Powerwashing. I know I just said that you should NEVER use one to clean your bike, but many teams still use them. Why? What you have to remember about team bikes is that they are maintained each and every day. They have to look spotless each day for photos to keep sponsors happy. And teams are provided with copious amounts of spare parts to replace all the sensitive parts whose wear they are accelerating by washing with the brute force of a power washer.
I remember one year seeing a rider in a time trial have to come to a complete stop after he realized his stem bolts were completely loose. What’s the worst mechanical snafu you ever saw on the pro circuit?
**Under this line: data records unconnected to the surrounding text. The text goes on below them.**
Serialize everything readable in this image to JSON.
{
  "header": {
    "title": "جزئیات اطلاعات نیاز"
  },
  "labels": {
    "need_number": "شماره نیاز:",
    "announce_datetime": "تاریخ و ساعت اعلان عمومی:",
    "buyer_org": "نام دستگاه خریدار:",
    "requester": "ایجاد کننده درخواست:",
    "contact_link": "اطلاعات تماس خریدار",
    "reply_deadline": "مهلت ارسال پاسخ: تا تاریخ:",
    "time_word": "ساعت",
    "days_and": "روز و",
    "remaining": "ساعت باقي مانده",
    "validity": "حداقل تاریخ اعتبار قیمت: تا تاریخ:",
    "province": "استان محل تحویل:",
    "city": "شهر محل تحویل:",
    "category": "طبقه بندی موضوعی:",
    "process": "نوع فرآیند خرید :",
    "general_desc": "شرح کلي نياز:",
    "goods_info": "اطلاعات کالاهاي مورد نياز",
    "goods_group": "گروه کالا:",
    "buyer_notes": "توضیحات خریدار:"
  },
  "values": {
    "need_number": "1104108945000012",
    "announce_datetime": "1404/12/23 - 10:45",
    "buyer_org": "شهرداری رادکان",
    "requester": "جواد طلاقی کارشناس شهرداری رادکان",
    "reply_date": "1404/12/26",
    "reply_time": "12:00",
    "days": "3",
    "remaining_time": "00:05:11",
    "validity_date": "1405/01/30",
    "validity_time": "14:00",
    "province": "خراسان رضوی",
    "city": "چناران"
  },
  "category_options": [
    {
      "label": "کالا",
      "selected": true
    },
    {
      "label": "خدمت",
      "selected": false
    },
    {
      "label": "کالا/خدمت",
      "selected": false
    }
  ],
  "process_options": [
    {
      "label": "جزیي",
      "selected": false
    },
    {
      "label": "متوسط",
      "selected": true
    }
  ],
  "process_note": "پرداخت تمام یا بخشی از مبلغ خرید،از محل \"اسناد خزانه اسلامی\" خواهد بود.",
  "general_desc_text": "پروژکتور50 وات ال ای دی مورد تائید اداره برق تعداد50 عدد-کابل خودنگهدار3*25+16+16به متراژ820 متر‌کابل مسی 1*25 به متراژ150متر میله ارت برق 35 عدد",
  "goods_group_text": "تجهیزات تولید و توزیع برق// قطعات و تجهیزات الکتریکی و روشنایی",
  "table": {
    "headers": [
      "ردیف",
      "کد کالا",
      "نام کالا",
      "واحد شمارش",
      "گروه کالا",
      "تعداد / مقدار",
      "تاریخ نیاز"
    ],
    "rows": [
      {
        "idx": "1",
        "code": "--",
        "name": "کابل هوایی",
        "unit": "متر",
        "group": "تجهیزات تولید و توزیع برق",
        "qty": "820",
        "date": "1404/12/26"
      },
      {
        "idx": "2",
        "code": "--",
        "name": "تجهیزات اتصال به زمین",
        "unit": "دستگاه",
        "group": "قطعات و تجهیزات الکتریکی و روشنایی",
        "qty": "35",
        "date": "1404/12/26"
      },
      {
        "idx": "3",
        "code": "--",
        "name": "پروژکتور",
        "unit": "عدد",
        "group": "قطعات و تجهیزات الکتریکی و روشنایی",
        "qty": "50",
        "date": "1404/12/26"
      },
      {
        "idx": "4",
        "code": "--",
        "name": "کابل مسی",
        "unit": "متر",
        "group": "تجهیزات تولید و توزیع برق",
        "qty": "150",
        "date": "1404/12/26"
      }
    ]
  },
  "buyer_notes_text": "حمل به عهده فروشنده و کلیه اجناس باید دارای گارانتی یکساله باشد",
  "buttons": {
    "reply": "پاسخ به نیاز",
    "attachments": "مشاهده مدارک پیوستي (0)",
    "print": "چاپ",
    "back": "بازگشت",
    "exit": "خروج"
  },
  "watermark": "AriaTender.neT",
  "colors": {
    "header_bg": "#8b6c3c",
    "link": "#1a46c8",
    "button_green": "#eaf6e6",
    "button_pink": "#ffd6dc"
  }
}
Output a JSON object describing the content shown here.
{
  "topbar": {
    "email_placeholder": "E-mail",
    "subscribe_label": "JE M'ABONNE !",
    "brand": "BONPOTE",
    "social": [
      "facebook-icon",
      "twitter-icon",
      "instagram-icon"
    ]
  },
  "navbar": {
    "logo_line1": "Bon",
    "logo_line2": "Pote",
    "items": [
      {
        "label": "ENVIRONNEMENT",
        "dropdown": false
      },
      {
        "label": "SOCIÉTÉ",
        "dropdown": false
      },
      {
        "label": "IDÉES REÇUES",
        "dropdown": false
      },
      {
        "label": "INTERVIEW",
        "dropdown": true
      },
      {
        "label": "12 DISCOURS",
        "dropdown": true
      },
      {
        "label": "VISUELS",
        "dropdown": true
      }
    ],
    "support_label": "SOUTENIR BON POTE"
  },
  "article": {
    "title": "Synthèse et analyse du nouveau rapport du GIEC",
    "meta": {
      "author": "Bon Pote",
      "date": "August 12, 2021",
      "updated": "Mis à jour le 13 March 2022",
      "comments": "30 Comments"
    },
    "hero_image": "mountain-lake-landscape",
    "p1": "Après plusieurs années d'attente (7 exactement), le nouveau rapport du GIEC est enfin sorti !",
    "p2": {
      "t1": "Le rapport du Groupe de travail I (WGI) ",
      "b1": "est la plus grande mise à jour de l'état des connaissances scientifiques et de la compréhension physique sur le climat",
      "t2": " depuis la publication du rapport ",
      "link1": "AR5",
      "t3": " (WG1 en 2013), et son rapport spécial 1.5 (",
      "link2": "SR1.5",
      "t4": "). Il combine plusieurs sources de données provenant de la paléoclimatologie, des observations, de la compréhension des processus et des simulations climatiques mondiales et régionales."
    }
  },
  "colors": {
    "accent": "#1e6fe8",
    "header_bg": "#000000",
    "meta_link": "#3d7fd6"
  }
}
Maybe I have a mental block regarding these sorts of mishaps. The first priority of every mechanic is handing off a safe bike. Whether it shifts perfectly is actually less important. But we are all human … Sometimes differences in a manufacturer’s quality control can lead to problems. It’s complex and mechanics are constantly dealing with new issues as they arise.
The worst incident that comes to mind is Tyler Hamilton’s crash in the Giro some years ago. As he stood to accelerate after a corner, his rear freehub failed to engage and he went over the bars at speed. His mechanic had removed a pawl or two in an effort to decrease freehub drag, but the results were disastrous.
I have a question about torque and handlebars. Specifically, how much is too much? I race cyclocross and the levers sometimes get pushed down from all the rattling. A friend told me it’s good to have the levers be able to move a little bit if and when you crash. Is this true?
It’s true that over-tightening your levers can not only damage your bars upon install, but also increase the risk of damage in the event of a crash. Finish Line’s Fiber Grip is a friction paste that can help with sliding parts. Of all the friction pastes, it seems the most resistant to bike washing. Apply a bit to the inside (bar contacting) surface of your shifter body and tighten your shifters as you have before. Then straddle the front wheel facing the bicycle and try to move the levers on your bars with both hands. If they move too easily, tighten a bit. With the paste applied you might not have to tighten then as much as you did before. Good luck and try to avoid crashing in the first place. Bikes can be repaired, bodies are more difficult.